Rob called, “I just purely love to see all us good folks fixin to set right down to a big ol’ plate of fatty beef that’ll half kill us, with a heapin helpin of our Christian fellowshippin on the side! We’ll realize maybe for the first time in our whole lives how much we like these durned ol’ neg-ros that’s waitin on us hand and foot, and what a grand country we have here in the good ol’ U.S. and A where coloreds can talk to white folks just so nice and friendly you’d almost think they was human beins same as us!”

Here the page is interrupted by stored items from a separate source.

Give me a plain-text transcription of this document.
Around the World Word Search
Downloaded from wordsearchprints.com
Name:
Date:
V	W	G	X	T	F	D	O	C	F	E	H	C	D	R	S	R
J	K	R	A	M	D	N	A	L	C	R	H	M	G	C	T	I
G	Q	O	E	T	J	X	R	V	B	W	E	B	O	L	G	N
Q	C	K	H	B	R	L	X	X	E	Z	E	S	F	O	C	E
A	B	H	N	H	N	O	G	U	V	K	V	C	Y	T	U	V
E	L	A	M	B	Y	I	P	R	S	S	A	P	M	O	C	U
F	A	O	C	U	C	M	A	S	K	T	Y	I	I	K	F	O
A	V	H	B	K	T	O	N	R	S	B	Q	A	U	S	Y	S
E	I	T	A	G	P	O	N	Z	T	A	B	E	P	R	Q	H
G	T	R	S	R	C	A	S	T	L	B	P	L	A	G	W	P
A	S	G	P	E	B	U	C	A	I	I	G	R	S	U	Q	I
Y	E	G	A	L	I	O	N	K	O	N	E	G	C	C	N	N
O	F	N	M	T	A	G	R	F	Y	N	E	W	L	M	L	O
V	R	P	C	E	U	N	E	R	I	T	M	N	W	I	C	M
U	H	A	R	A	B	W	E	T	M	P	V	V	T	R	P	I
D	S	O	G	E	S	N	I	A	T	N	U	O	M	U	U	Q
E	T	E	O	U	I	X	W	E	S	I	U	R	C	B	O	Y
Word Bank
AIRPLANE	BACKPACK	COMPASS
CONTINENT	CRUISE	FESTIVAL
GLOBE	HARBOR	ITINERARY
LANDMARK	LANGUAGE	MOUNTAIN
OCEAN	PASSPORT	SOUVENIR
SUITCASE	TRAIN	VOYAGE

Before the poor woman could chastise him, Rob turned on her with a beatific smile. “Don’t y’all love pickaninnies, honey? So much
The big black man had fallen quiet. Slowly he turned in Rob’s direction, poised knife dripping blood, not because, as Lucius feared, he was outraged by this drunken pest but because he had intuited the anarchic spirit behind this man’s parody of that safe racism considered suitable for family gatherings and other comfortable occasions in the American home.
The candidates for fine roast beef, not realizing what Lucius was up to, had resisted his attempt to advance himself wrongfully in the line. but when they realized that this line-jumper was trying to overtake the outrageous disturber of the peace, they made way for him gratefully. “Regardless of race, color, or creed!” Rob was crying senselessly as Lucius grasped his arm.